Lonzo Ball
(Jonathan Bachman/Getty Images)

During the regular season prior to the bubble Lonzo Ball averaged 12.4 points, 7 assists, and 6.2 rebounds. He also shot a solid 38.3 percent from behind the arc. Now that all the regular season bubble stats are here, we can see that Lonzo was far worse in the bubble than out. In the bubble, he averaged 5.6 points, 6.8 assists, 5.3 rebounds. He also only had a 26 percent field goal percentage and an even worse 19 percent 3-point percentage.

Lonzo Ball has always been closely watched by basketball fans due to his prestige at UCLA and the expectations when he was drafted. During his three years in the NBA, people have even argued if Lonzo Ball was good at basketball at all. And the results of these discussions are still inconclusive.

Lonzo Ball even admitted to his poor play in the bubble. He said that he, “felt like [he] let the team down.” He continued by saying that, “Usually, when I play well, we win and, obviously, I didn’t play well this trip. We’re going home early, and I have to live with that.”. And that quote embodies Lonzo Ball entirely.

When Lonzo Ball plays well the Pelicans win. The Pelicans finished the season with only 30 total wins. They also had 41 losses. That means that more than half of the time Lonzo Ball does not play well.
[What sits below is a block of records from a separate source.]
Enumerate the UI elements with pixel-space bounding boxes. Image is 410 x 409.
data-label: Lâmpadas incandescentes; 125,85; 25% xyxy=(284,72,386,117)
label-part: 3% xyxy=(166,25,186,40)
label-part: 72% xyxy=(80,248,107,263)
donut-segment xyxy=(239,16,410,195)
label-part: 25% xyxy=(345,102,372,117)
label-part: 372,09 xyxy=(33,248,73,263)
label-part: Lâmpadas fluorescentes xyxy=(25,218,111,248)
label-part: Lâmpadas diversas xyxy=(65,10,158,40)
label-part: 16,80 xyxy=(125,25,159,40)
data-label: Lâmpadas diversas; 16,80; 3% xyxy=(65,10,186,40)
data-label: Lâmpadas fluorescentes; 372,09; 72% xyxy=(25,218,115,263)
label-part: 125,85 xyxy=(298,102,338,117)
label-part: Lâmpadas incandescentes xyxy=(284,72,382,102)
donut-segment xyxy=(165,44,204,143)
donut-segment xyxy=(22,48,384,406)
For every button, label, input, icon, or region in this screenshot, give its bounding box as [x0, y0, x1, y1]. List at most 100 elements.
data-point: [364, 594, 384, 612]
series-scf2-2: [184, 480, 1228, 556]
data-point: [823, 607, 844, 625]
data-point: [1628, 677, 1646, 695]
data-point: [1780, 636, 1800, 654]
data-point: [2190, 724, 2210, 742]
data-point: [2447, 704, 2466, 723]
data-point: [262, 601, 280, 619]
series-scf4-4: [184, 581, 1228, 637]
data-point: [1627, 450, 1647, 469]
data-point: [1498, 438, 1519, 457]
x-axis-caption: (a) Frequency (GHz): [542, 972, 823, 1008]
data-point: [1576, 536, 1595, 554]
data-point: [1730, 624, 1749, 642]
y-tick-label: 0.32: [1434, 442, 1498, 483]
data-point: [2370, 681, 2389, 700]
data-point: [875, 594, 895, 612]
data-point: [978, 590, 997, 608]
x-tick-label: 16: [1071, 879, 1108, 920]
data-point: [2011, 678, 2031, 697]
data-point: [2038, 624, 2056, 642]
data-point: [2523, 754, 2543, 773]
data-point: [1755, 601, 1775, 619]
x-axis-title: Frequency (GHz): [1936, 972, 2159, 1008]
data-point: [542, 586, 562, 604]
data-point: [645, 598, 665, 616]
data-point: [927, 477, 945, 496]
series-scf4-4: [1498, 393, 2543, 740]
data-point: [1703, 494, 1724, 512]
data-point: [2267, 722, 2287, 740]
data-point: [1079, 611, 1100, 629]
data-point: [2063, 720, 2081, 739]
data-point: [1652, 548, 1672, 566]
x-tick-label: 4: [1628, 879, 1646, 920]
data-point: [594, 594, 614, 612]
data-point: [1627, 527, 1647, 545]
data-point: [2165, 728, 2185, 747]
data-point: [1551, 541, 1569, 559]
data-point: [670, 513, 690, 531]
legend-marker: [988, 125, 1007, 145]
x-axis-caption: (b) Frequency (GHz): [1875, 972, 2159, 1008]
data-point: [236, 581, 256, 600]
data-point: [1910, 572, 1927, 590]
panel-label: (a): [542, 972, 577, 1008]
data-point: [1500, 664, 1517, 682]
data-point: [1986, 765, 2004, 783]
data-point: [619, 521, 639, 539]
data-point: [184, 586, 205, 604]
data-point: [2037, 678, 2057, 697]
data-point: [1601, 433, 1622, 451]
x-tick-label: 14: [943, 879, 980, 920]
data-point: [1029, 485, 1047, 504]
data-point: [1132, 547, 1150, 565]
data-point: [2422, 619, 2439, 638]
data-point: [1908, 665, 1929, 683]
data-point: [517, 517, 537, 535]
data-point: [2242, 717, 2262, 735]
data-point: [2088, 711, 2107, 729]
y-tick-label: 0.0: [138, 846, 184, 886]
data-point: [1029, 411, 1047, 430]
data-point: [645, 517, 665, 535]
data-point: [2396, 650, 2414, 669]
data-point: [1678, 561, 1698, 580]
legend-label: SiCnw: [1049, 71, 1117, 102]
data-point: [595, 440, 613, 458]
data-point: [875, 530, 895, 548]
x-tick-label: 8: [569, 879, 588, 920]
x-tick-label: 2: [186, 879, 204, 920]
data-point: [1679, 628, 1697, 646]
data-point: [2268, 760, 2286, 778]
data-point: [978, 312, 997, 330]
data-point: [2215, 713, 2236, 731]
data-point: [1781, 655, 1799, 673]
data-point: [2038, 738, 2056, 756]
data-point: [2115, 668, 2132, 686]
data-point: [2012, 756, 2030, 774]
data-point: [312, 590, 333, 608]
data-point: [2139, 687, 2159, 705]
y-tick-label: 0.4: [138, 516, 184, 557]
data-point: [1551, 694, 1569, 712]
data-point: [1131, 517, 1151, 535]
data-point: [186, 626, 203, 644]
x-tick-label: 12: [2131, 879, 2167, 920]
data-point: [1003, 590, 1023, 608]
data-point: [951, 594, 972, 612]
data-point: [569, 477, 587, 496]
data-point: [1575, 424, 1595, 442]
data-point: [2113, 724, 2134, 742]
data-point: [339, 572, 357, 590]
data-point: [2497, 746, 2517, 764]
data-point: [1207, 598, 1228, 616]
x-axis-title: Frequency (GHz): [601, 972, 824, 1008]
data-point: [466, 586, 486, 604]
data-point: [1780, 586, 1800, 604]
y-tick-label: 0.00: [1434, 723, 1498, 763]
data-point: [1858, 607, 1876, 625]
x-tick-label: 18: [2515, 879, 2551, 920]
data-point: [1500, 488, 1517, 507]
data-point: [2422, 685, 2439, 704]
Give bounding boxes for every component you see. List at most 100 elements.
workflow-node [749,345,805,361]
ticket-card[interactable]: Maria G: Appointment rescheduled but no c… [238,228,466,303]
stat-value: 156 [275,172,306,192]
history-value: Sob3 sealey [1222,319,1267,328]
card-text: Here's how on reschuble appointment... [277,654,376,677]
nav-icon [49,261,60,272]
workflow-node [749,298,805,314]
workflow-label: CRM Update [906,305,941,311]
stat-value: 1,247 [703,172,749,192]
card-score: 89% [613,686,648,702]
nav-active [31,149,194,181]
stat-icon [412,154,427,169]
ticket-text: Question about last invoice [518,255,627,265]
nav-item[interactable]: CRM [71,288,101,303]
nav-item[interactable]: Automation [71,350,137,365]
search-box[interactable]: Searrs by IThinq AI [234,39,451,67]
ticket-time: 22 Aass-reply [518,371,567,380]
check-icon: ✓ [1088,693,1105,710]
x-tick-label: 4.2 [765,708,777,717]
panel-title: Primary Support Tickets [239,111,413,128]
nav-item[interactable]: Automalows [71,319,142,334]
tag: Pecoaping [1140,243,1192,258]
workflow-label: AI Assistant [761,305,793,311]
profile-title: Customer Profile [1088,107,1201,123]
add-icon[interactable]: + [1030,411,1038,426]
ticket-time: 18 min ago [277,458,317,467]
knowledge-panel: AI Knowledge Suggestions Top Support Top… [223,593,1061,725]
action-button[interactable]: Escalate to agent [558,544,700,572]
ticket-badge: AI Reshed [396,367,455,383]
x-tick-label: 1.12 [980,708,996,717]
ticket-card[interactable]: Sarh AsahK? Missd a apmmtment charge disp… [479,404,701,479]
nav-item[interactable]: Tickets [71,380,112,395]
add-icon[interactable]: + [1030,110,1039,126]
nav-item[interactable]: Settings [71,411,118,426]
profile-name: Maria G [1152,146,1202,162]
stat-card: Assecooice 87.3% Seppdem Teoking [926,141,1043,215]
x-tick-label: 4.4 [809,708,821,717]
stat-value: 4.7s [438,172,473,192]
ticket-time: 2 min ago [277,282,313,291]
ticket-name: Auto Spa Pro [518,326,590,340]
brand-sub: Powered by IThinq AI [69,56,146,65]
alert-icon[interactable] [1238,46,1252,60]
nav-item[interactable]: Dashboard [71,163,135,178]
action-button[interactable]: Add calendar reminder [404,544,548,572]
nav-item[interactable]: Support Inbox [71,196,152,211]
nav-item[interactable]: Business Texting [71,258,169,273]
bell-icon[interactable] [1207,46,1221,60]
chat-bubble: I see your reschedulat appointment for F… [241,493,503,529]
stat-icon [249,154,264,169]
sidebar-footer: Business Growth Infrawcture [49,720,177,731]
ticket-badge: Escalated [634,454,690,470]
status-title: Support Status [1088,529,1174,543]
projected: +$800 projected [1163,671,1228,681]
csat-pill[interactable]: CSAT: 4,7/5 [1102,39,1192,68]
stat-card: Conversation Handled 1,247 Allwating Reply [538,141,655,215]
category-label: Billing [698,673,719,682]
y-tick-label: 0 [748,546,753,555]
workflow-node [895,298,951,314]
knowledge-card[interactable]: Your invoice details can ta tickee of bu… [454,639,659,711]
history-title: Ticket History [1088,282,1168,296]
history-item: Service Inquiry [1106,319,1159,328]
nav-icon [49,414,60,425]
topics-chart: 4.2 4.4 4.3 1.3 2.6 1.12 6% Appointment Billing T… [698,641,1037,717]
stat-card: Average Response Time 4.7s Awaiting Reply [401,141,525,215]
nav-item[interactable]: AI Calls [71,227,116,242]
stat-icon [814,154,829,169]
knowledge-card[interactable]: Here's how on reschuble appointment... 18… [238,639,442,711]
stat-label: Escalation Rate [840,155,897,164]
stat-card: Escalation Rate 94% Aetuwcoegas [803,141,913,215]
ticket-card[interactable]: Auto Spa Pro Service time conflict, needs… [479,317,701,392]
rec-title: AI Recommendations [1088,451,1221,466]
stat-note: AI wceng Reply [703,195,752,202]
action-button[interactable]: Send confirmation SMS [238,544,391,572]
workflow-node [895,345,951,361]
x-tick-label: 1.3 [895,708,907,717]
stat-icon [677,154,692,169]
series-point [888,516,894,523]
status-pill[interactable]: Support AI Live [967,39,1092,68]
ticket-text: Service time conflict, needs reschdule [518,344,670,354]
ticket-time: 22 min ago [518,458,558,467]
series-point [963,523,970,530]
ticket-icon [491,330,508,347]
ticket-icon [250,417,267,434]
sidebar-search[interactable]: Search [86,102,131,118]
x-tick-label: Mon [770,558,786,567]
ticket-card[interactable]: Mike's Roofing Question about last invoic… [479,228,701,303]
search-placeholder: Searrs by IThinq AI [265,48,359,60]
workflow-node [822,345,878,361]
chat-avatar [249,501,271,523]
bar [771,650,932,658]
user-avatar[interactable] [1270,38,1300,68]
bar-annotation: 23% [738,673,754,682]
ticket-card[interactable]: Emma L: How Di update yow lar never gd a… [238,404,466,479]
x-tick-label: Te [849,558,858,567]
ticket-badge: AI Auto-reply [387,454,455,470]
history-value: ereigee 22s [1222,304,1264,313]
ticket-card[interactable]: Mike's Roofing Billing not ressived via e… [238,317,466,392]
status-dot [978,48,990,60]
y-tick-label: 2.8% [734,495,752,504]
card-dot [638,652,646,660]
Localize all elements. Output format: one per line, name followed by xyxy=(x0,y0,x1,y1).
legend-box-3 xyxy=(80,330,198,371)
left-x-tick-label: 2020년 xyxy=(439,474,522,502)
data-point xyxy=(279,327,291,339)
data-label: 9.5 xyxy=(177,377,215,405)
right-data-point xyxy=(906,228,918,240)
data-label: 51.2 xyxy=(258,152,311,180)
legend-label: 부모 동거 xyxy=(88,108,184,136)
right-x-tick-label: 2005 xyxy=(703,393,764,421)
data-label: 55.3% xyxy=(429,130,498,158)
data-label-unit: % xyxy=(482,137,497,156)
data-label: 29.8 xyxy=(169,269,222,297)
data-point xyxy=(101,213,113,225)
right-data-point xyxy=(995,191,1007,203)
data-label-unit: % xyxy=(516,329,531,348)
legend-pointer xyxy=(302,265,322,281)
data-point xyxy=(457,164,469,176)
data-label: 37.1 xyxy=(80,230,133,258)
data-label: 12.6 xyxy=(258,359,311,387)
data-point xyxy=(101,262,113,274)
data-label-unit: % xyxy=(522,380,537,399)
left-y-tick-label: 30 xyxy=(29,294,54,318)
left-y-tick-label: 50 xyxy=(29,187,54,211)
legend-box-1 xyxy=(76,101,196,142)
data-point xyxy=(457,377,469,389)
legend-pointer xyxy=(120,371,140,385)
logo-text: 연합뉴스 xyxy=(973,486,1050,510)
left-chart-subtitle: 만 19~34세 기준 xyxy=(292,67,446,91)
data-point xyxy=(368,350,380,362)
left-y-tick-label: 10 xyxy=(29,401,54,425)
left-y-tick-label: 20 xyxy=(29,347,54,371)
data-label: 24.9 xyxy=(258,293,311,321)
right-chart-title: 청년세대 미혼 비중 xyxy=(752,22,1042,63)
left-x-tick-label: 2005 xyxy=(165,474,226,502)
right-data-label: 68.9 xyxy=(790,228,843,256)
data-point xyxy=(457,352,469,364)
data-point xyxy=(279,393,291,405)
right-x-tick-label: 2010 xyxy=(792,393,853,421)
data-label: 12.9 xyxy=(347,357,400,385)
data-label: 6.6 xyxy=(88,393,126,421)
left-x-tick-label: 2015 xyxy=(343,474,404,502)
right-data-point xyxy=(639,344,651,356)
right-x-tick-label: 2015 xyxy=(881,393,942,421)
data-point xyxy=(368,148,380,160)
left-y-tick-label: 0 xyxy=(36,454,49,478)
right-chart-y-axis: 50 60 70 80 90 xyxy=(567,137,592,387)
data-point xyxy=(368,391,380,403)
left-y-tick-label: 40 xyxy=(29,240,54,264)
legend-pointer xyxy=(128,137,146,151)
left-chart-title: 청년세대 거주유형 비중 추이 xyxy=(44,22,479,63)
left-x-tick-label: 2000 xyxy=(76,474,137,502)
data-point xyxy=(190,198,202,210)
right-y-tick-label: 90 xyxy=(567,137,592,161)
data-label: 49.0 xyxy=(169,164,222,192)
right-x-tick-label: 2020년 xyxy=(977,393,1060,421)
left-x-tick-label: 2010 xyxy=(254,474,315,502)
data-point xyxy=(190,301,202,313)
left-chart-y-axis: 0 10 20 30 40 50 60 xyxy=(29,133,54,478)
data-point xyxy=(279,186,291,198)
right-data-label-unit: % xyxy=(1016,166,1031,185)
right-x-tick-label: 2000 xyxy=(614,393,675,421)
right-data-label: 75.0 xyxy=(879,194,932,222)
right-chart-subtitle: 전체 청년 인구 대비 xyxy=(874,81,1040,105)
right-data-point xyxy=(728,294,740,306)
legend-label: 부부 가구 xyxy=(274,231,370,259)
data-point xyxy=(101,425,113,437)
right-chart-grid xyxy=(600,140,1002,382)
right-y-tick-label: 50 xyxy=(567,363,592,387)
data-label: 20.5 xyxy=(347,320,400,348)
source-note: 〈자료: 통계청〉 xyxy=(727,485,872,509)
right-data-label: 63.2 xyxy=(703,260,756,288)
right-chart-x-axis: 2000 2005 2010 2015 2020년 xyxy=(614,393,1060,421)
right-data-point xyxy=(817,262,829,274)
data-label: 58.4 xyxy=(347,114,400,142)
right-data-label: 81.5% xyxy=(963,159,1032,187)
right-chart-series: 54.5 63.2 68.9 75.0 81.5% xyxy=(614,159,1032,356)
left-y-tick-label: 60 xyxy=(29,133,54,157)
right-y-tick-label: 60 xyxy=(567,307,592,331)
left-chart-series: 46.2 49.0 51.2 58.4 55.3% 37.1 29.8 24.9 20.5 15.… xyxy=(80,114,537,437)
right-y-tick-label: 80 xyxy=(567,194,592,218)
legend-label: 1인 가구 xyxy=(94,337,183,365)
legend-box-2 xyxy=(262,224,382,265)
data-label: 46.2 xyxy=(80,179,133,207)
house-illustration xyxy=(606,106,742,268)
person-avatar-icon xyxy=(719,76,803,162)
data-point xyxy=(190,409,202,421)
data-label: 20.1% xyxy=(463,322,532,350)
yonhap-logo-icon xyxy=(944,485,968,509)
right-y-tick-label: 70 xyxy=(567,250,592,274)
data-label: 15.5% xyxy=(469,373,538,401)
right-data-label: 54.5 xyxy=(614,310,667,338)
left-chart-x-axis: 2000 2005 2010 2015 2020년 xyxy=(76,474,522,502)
When Ball plays well, he can play at a borderline all-star level. But most of the time he cannot play well. During some games, it comes to the point where either Frank Jackson or, the hard-working but sloppy, Josh Hart has to come in and take his place at point guard.

Lonzo Ball’s gap between his ceiling and his floor is vast. He could step on the court and play like Jason Kidd, or he could play like someone who would barely make a G-league roster. Lonzo’s play in the bubble is not necessarily what caused the Pelicans to be kicked out of the playoffs, but it most certainly was a factor. And if Lonzo doesn’t fix his tendencies soon, he may be replaced.